What Conditions Is Cupping Used For in Physical Therapy?

In the physical therapy context, cupping is most commonly applied for:

  • Myofascial pain syndrome and trigger point release
  • Neck pain and cervical dysfunction
  • Lower back pain and thoracic stiffness
  • Shoulder pain, including rotator cuff conditions
  • IT band syndrome and lateral hip pain
  • Post-surgical scar tissue management
  • General muscle soreness and athletic recovery

 

What Do the Marks Mean? Are They Bruises?

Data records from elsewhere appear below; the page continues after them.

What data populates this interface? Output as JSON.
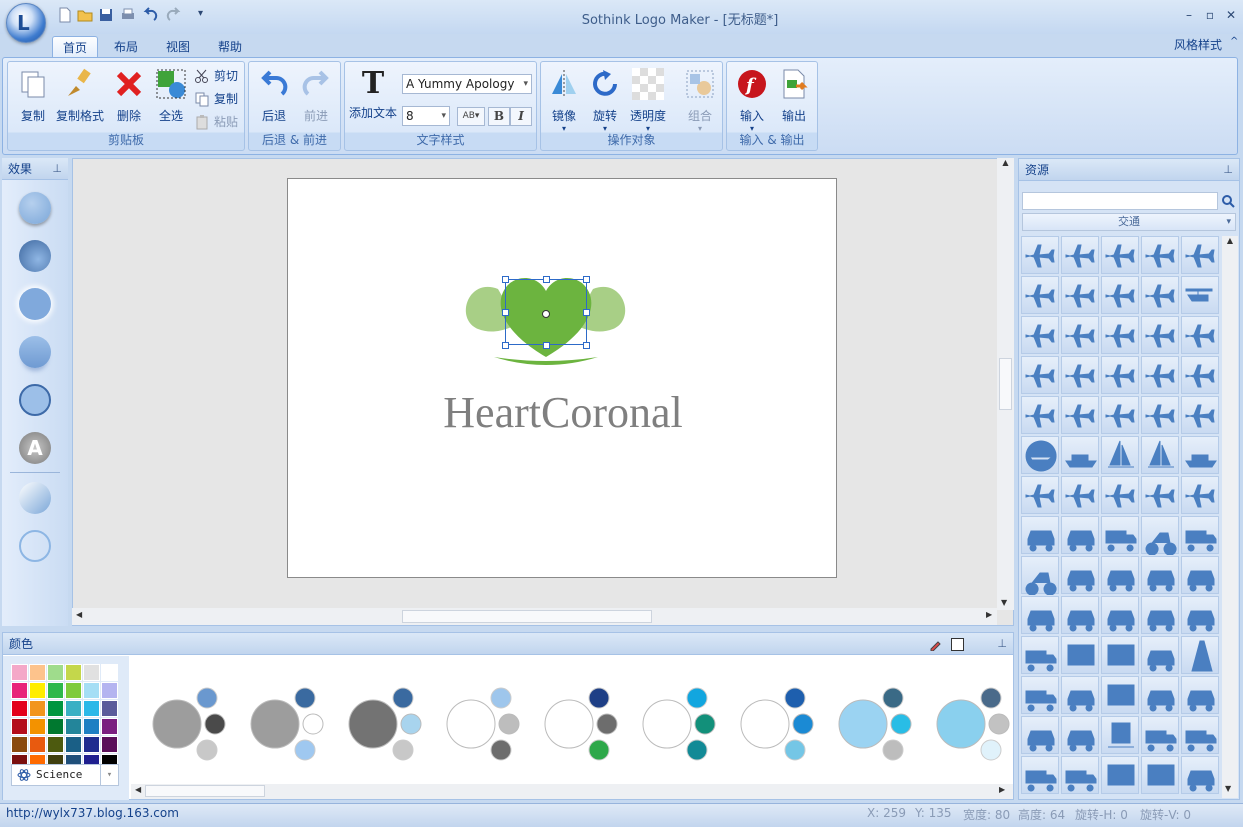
{
  "window": {
    "title": "Sothink Logo Maker - [无标题*]",
    "style_menu": "风格样式",
    "orb_letter": "L"
  },
  "tabs": [
    "首页",
    "布局",
    "视图",
    "帮助"
  ],
  "groups": {
    "clipboard": {
      "label": "剪贴板",
      "copy": "复制",
      "format_painter": "复制格式",
      "delete": "删除",
      "select_all": "全选",
      "cut": "剪切",
      "copy_small": "复制",
      "paste": "粘贴"
    },
    "history": {
      "label": "后退 & 前进",
      "undo": "后退",
      "redo": "前进"
    },
    "text": {
      "label": "文字样式",
      "add_text": "添加文本",
      "font": "A Yummy Apology",
      "size": "8",
      "bold": "B",
      "italic": "I",
      "spacing": "AB"
    },
    "objects": {
      "label": "操作对象",
      "mirror": "镜像",
      "rotate": "旋转",
      "opacity": "透明度",
      "group": "组合"
    },
    "io": {
      "label": "输入 & 输出",
      "import": "输入",
      "export": "输出"
    }
  },
  "effects": {
    "title": "效果",
    "text_effect_letter": "A"
  },
  "canvas": {
    "logo_text": "HeartCoronal"
  },
  "colors": {
    "title": "颜色",
    "theme": "Science",
    "palette": [
      "#f4a8c8",
      "#fdc38c",
      "#9fdc8c",
      "#c4d74b",
      "#e1e1e1",
      "#ffffff",
      "#e8237a",
      "#ffed00",
      "#2db84c",
      "#7ecb3b",
      "#a5def5",
      "#b4b4f0",
      "#e3001b",
      "#f2951d",
      "#009640",
      "#3ab0c4",
      "#2bb8e8",
      "#5b5b9b",
      "#b40d1b",
      "#f39200",
      "#00782f",
      "#23859a",
      "#1e7fc3",
      "#7a1f80",
      "#8a4a0f",
      "#e85a0f",
      "#4d5a0f",
      "#1a5f86",
      "#1f2c8f",
      "#5a0f5a",
      "#7a0f0f",
      "#ff6a00",
      "#3f3f0f",
      "#1f4f7a",
      "#1f1f8f",
      "#000000"
    ]
  },
  "schemes": [
    {
      "big": "#9d9d9d",
      "a": "#6a98cf",
      "b": "#4a4a4a",
      "c": "#c8c8c8"
    },
    {
      "big": "#9d9d9d",
      "a": "#3a6aa0",
      "b": "#ffffff",
      "c": "#9fc8f0"
    },
    {
      "big": "#737373",
      "a": "#3a6aa0",
      "b": "#a8d4ee",
      "c": "#c8c8c8"
    },
    {
      "big": "#ffffff",
      "a": "#9ec6ec",
      "b": "#bdbdbd",
      "c": "#6d6d6d"
    },
    {
      "big": "#ffffff",
      "a": "#1e3f86",
      "b": "#6d6d6d",
      "c": "#2ea84a"
    },
    {
      "big": "#ffffff",
      "a": "#12a6df",
      "b": "#12907a",
      "c": "#128a96"
    },
    {
      "big": "#ffffff",
      "a": "#1e5fae",
      "b": "#1b8ad4",
      "c": "#74c6e6"
    },
    {
      "big": "#9bd3f2",
      "a": "#3a6a86",
      "b": "#29bde6",
      "c": "#bdbdbd"
    },
    {
      "big": "#8ad0ee",
      "a": "#4a6a8a",
      "b": "#c2c2c2",
      "c": "#e0f2fb"
    }
  ],
  "resources": {
    "title": "资源",
    "category": "交通",
    "search_placeholder": ""
  },
  "status": {
    "url": "http://wylx737.blog.163.com",
    "x": "X: 259",
    "y": "Y: 135",
    "width": "宽度: 80",
    "height": "高度: 64",
    "rot_h": "旋转-H: 0",
    "rot_v": "旋转-V: 0"
  },
  "colors_accent": {
    "ribbon": "#15428b",
    "heart_dark": "#6cb43f",
    "heart_light": "#a8cf86",
    "icon_blue": "#4a7fc1"
  }
}
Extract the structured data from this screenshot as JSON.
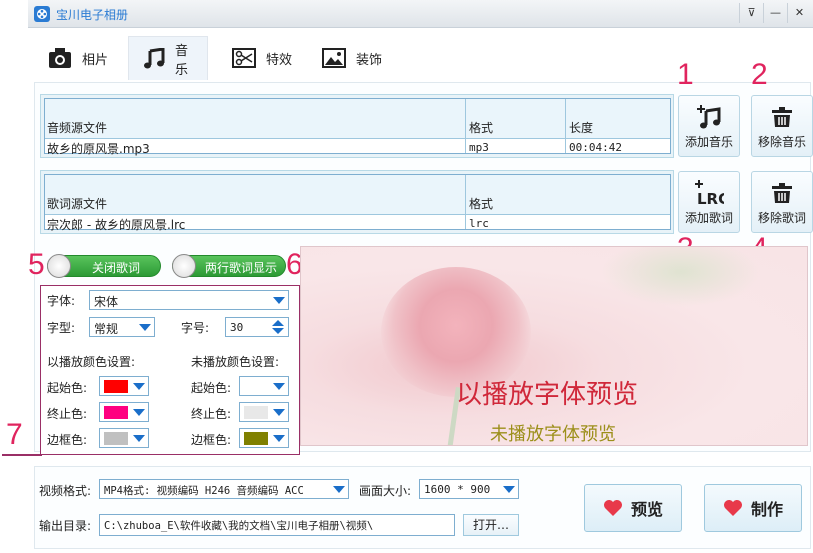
{
  "window": {
    "title": "宝川电子相册",
    "controls": [
      "⊽",
      "—",
      "✕"
    ]
  },
  "tabs": [
    {
      "label": "相片",
      "icon": "camera-icon"
    },
    {
      "label": "音乐",
      "icon": "music-note-icon"
    },
    {
      "label": "特效",
      "icon": "scissors-icon"
    },
    {
      "label": "装饰",
      "icon": "image-icon"
    }
  ],
  "music_table": {
    "headers": [
      "音频源文件",
      "格式",
      "长度"
    ],
    "rows": [
      [
        "故乡的原风景.mp3",
        "mp3",
        "00:04:42"
      ]
    ]
  },
  "lyrics_table": {
    "headers": [
      "歌词源文件",
      "格式"
    ],
    "rows": [
      [
        "宗次郎 - 故乡的原风景.lrc",
        "lrc"
      ]
    ]
  },
  "side_buttons": {
    "add_music": "添加音乐",
    "remove_music": "移除音乐",
    "add_lyrics": "添加歌词",
    "remove_lyrics": "移除歌词",
    "lrc_icon_text": "LRC"
  },
  "annotations": [
    "1",
    "2",
    "3",
    "4",
    "5",
    "6",
    "7"
  ],
  "toggles": {
    "close_lyrics": "关闭歌词",
    "two_line": "两行歌词显示"
  },
  "lyric_settings": {
    "font_label": "字体:",
    "font_value": "宋体",
    "style_label": "字型:",
    "style_value": "常规",
    "size_label": "字号:",
    "size_value": "30",
    "played_heading": "以播放颜色设置:",
    "unplayed_heading": "未播放颜色设置:",
    "start_label": "起始色:",
    "end_label": "终止色:",
    "border_label": "边框色:",
    "played_colors": {
      "start": "#ff0000",
      "end": "#ff0080",
      "border": "#c0c0c0"
    },
    "unplayed_colors": {
      "start": "#ffffff",
      "end": "#e8e8e8",
      "border": "#808000"
    }
  },
  "preview": {
    "played_text": "以播放字体预览",
    "unplayed_text": "未播放字体预览"
  },
  "bottom": {
    "video_format_label": "视频格式:",
    "video_format_value": "MP4格式: 视频编码 H246 音频编码 ACC",
    "frame_size_label": "画面大小:",
    "frame_size_value": "1600 * 900",
    "output_dir_label": "输出目录:",
    "output_dir_value": "C:\\zhuboa_E\\软件收藏\\我的文档\\宝川电子相册\\视频\\",
    "open_button": "打开…",
    "preview_button": "预览",
    "make_button": "制作"
  },
  "colors": {
    "accent": "#e0245e",
    "toggle_green": "#2c9a35",
    "heart": "#e8394a"
  }
}
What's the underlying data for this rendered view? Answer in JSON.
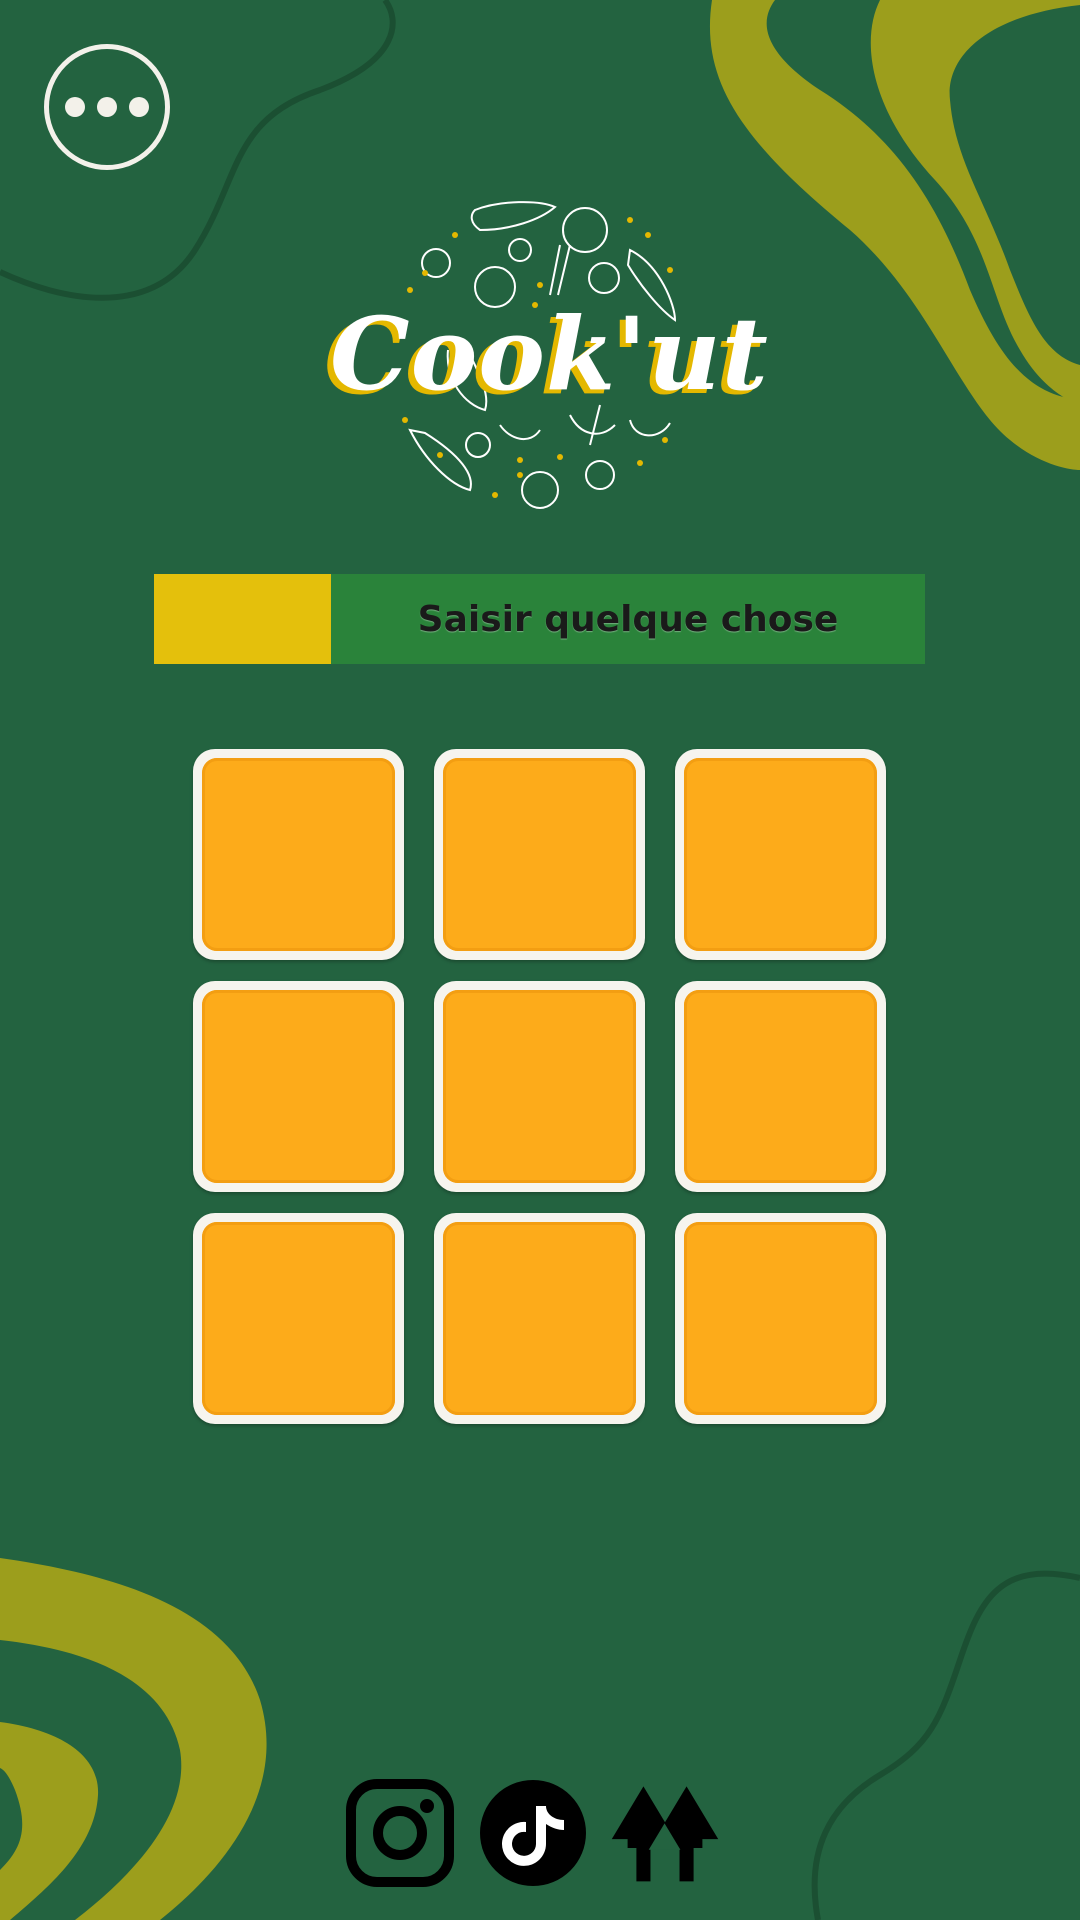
{
  "app": {
    "brand_name": "Cook'ut",
    "colors": {
      "background": "#236340",
      "accent_olive": "#9c9e1c",
      "accent_yellow": "#e4c00c",
      "tile_orange": "#fdab1a",
      "search_green": "#2a833a"
    }
  },
  "header": {
    "menu_icon": "more-horizontal-icon"
  },
  "search": {
    "placeholder": "Saisir quelque chose"
  },
  "grid": {
    "rows": 3,
    "columns": 3,
    "tiles": [
      "",
      "",
      "",
      "",
      "",
      "",
      "",
      "",
      ""
    ]
  },
  "footer": {
    "socials": [
      {
        "icon": "instagram-icon"
      },
      {
        "icon": "tiktok-icon"
      },
      {
        "icon": "linktree-icon"
      }
    ]
  }
}
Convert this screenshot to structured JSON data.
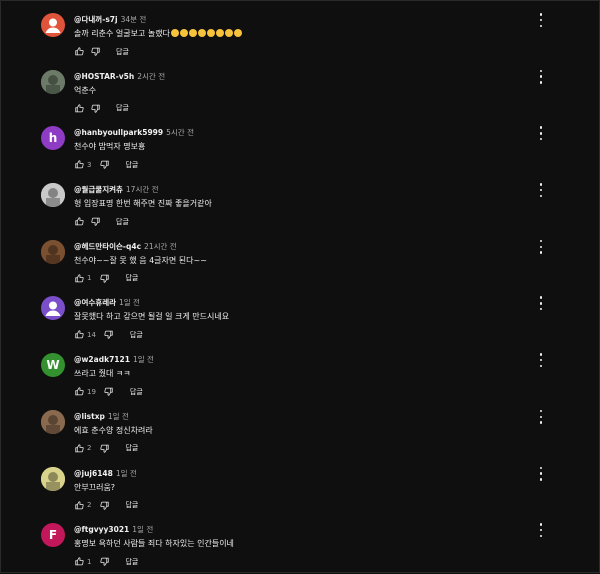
{
  "reply_label": "답글",
  "comments": [
    {
      "handle": "@다내꺼-s7j",
      "time": "34분 전",
      "text": "솔까  리춘수 얼굴보고 놀랬다",
      "emoji_count": 8,
      "likes": "",
      "avatar": {
        "type": "default",
        "color": "#e0543b"
      }
    },
    {
      "handle": "@HOSTAR-v5h",
      "time": "2시간 전",
      "text": "억춘수",
      "likes": "",
      "avatar": {
        "type": "photo",
        "color": "#6b7b68"
      }
    },
    {
      "handle": "@hanbyoullpark5999",
      "time": "5시간 전",
      "text": "천수야 밥먹자 명보횽",
      "likes": "3",
      "avatar": {
        "type": "letter",
        "letter": "h",
        "color": "#8e3cc4"
      }
    },
    {
      "handle": "@월급쿨지켜츄",
      "time": "17시간 전",
      "text": "형 입장표명 한번 해주면 진짜 좋을거같아",
      "likes": "",
      "avatar": {
        "type": "photo",
        "color": "#c9c9c9"
      }
    },
    {
      "handle": "@헤드만타이슨-q4c",
      "time": "21시간 전",
      "text": "천수야~~잘 못 했 음 4글자면 된다~~",
      "likes": "1",
      "avatar": {
        "type": "photo",
        "color": "#7a5030"
      }
    },
    {
      "handle": "@여수휴레라",
      "time": "1일 전",
      "text": "잘못했다 하고 갚으면 될걸 일 크게 만드시네요",
      "likes": "14",
      "avatar": {
        "type": "default",
        "color": "#7b4fc9"
      }
    },
    {
      "handle": "@w2adk7121",
      "time": "1일 전",
      "text": "쓰라고 줬대 ㅋㅋ",
      "likes": "19",
      "avatar": {
        "type": "letter",
        "letter": "W",
        "color": "#33912f"
      }
    },
    {
      "handle": "@listxp",
      "time": "1일 전",
      "text": "에효 춘수양 정신차려라",
      "likes": "2",
      "avatar": {
        "type": "photo",
        "color": "#8a6a4f"
      }
    },
    {
      "handle": "@juj6148",
      "time": "1일 전",
      "text": "안부끄러움?",
      "likes": "2",
      "avatar": {
        "type": "photo",
        "color": "#d9d28a"
      }
    },
    {
      "handle": "@ftgvyy3021",
      "time": "1일 전",
      "text": "홍명보 욕하던 사람들 죄다 하자있는 인간들이네",
      "likes": "1",
      "avatar": {
        "type": "letter",
        "letter": "F",
        "color": "#c2185b"
      }
    }
  ]
}
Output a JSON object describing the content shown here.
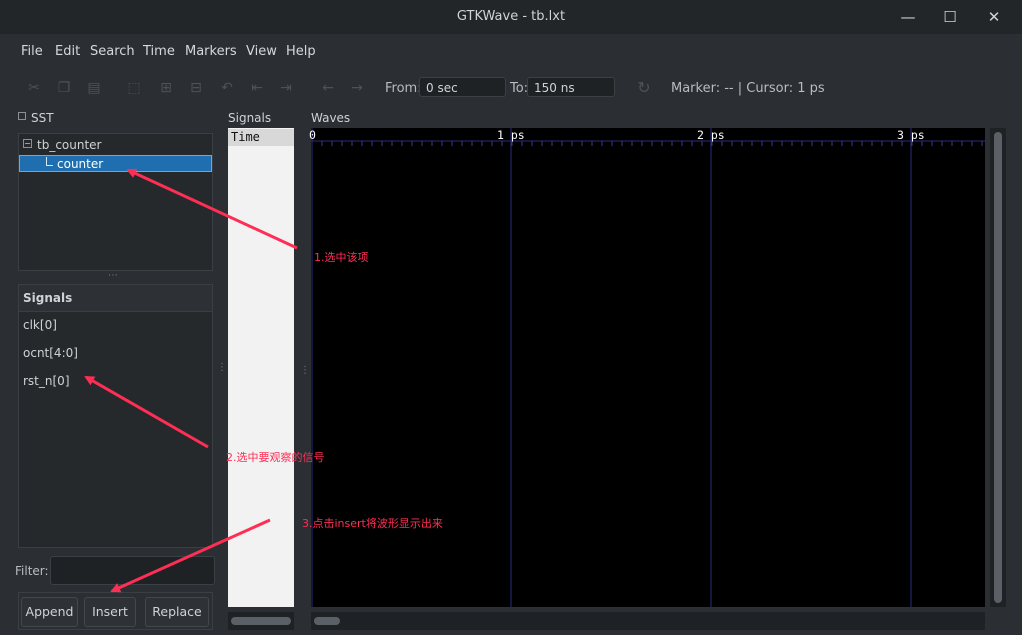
{
  "window": {
    "title": "GTKWave - tb.lxt",
    "min": "—",
    "max": "☐",
    "close": "✕"
  },
  "menu": [
    "File",
    "Edit",
    "Search",
    "Time",
    "Markers",
    "View",
    "Help"
  ],
  "toolbar": {
    "from_label": "From:",
    "from_value": "0 sec",
    "to_label": "To:",
    "to_value": "150 ns",
    "status": "Marker: --  |  Cursor: 1 ps"
  },
  "sst": {
    "title": "SST",
    "tree": {
      "root": "tb_counter",
      "child": "counter"
    },
    "grip": "⋯",
    "signals_header": "Signals",
    "signals": [
      "clk[0]",
      "ocnt[4:0]",
      "rst_n[0]"
    ],
    "filter_label": "Filter:",
    "buttons": {
      "append": "Append",
      "insert": "Insert",
      "replace": "Replace"
    }
  },
  "signals_panel": {
    "title": "Signals",
    "time_header": "Time"
  },
  "waves_panel": {
    "title": "Waves",
    "ruler": [
      "0",
      "1 ps",
      "2 ps",
      "3 ps"
    ]
  },
  "annotations": {
    "step1": "1.选中该项",
    "step2": "2.选中要观察的信号",
    "step3": "3.点击insert将波形显示出来"
  },
  "colors": {
    "annotation": "#ff2e55",
    "selection": "#1f6fb0",
    "wave_grid": "#2a2a7a"
  }
}
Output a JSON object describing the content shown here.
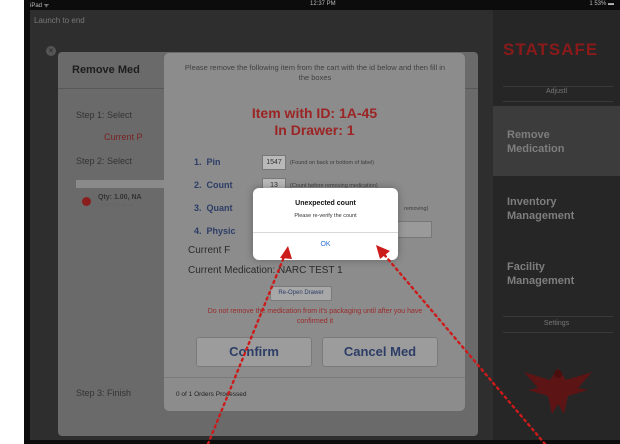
{
  "status_bar": {
    "left": "iPad ᯤ",
    "time": "12:37 PM",
    "right": "1 53% ▬"
  },
  "app": {
    "title": "Launch to end"
  },
  "left_panel": {
    "title": "Remove Med",
    "step1": "Step 1: Select",
    "current_patient": "Current P",
    "step2": "Step 2: Select",
    "qty_text": "Qty: 1.00, NA",
    "qty_sub": "Pending Med",
    "step3": "Step 3: Finish"
  },
  "sidebar": {
    "logo": "STATSAFE",
    "sub1": "Adjustl",
    "items": [
      {
        "label": "Remove\nMedication"
      },
      {
        "label": "Inventory\nManagement"
      },
      {
        "label": "Facility\nManagement"
      }
    ],
    "sub2": "Settings"
  },
  "modal": {
    "instruction": "Please remove the following item from the cart with the id below and then fill in the boxes",
    "item_title": "Item with ID: 1A-45",
    "drawer_title": "In Drawer: 1",
    "fields": [
      {
        "num": "1.",
        "label": "Pin",
        "value": "1547",
        "hint": "(Found on back or bottom of label)"
      },
      {
        "num": "2.",
        "label": "Count",
        "value": "13",
        "hint": "(Count before removing medication)"
      },
      {
        "num": "3.",
        "label": "Quant",
        "hint": "removing)"
      },
      {
        "num": "4.",
        "label": "Physic"
      }
    ],
    "current_f": "Current F",
    "current_medication": "Current Medication: NARC TEST 1",
    "reopen_button": "Re-Open Drawer",
    "warning": "Do not remove the medication from it's packaging until after you have confirmed it",
    "confirm_button": "Confirm",
    "cancel_button": "Cancel Med",
    "orders_processed": "0 of 1 Orders Processed"
  },
  "alert": {
    "title": "Unexpected count",
    "message": "Please re-verify the count",
    "ok": "OK"
  },
  "colors": {
    "accent_red": "#9c2424",
    "button_text": "#2c3d66",
    "alert_ok": "#2f6fd6",
    "arrow_red": "#cc1b1b"
  }
}
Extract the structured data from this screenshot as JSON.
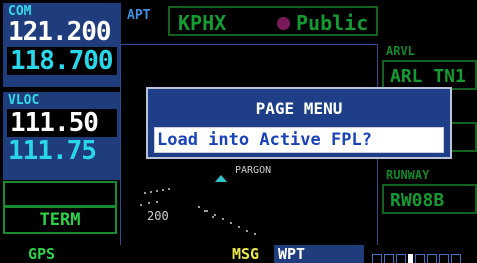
{
  "com": {
    "label": "COM",
    "active": "121.200",
    "standby": "118.700"
  },
  "vloc": {
    "label": "VLOC",
    "active": "111.50",
    "standby": "111.75"
  },
  "flight_phase": "TERM",
  "header": {
    "page": "APT",
    "ident": "KPHX",
    "type": "Public"
  },
  "right_panel": {
    "arrival_label": "ARVL",
    "arrival_value": "ARL TN1",
    "runway_label": "RUNWAY",
    "runway_value": "RW08B"
  },
  "map": {
    "label": "PARGON",
    "range": "200"
  },
  "menu": {
    "title": "PAGE MENU",
    "item": "Load into Active FPL?"
  },
  "status": {
    "mode": "GPS",
    "msg": "MSG",
    "page": "WPT",
    "page_count": 8,
    "current_page": 4
  },
  "colors": {
    "accent": "#1f3d7d",
    "cyan": "#2ad7ea",
    "dim_green": "#159a33",
    "status_yellow": "#e8e84a"
  }
}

The circular discolorations left by cupping are one of the most common questions patients ask. They are not bruises in the conventional sense. A bruise results from trauma that causes blood to leak from damaged vessels. The cupping marks result from suction drawing blood into the superficial capillaries, some of which rupture due to the negative pressure — but without the traumatic tissue damage associated with a bruise.

The marks typically resolve within 3–10 days and are generally painless to touch. Their color and intensity can reflect the condition of the underlying tissue — darker marks in areas with more congestion, stagnation, or dysfunction. Whether this interpretation has physiological validity or is more metaphorical is debated in the literature.

 

What to Expect During a Cupping Session

In a physical therapy or clinical setting, cupping is typically:

  1. Preceded by a thorough assessment to confirm it is appropriate for your specific condition
  2. Applied to a specific target area based on clinical findings — not randomly placed
  3. Combined with other physical therapy techniques such as soft tissue mobilization, exercise, or dry needling
  4. Explained clearly before application — you will know exactly what is happening and why

Sessions typically take 5–15 minutes for the cupping component, within the broader context of a physical therapy appointment. You may feel warmth, pulling, and pressure during treatment — it should not be acutely painful, though mild discomfort in tight areas is common.

 

The Bottom Line

Cupping therapy is a well-established clinical technique with a growing evidence base, a clear physiological rationale, and a long clinical history. It is not a cure-all, and its benefits are best realized when integrated intelligently into a broader, individualized physical therapy plan.

If you are curious whether cupping might be appropriate for your specific condition, the best starting point is a consultation with a licensed physical therapist who can assess your situation and explain how cupping would fit within your treatment plan.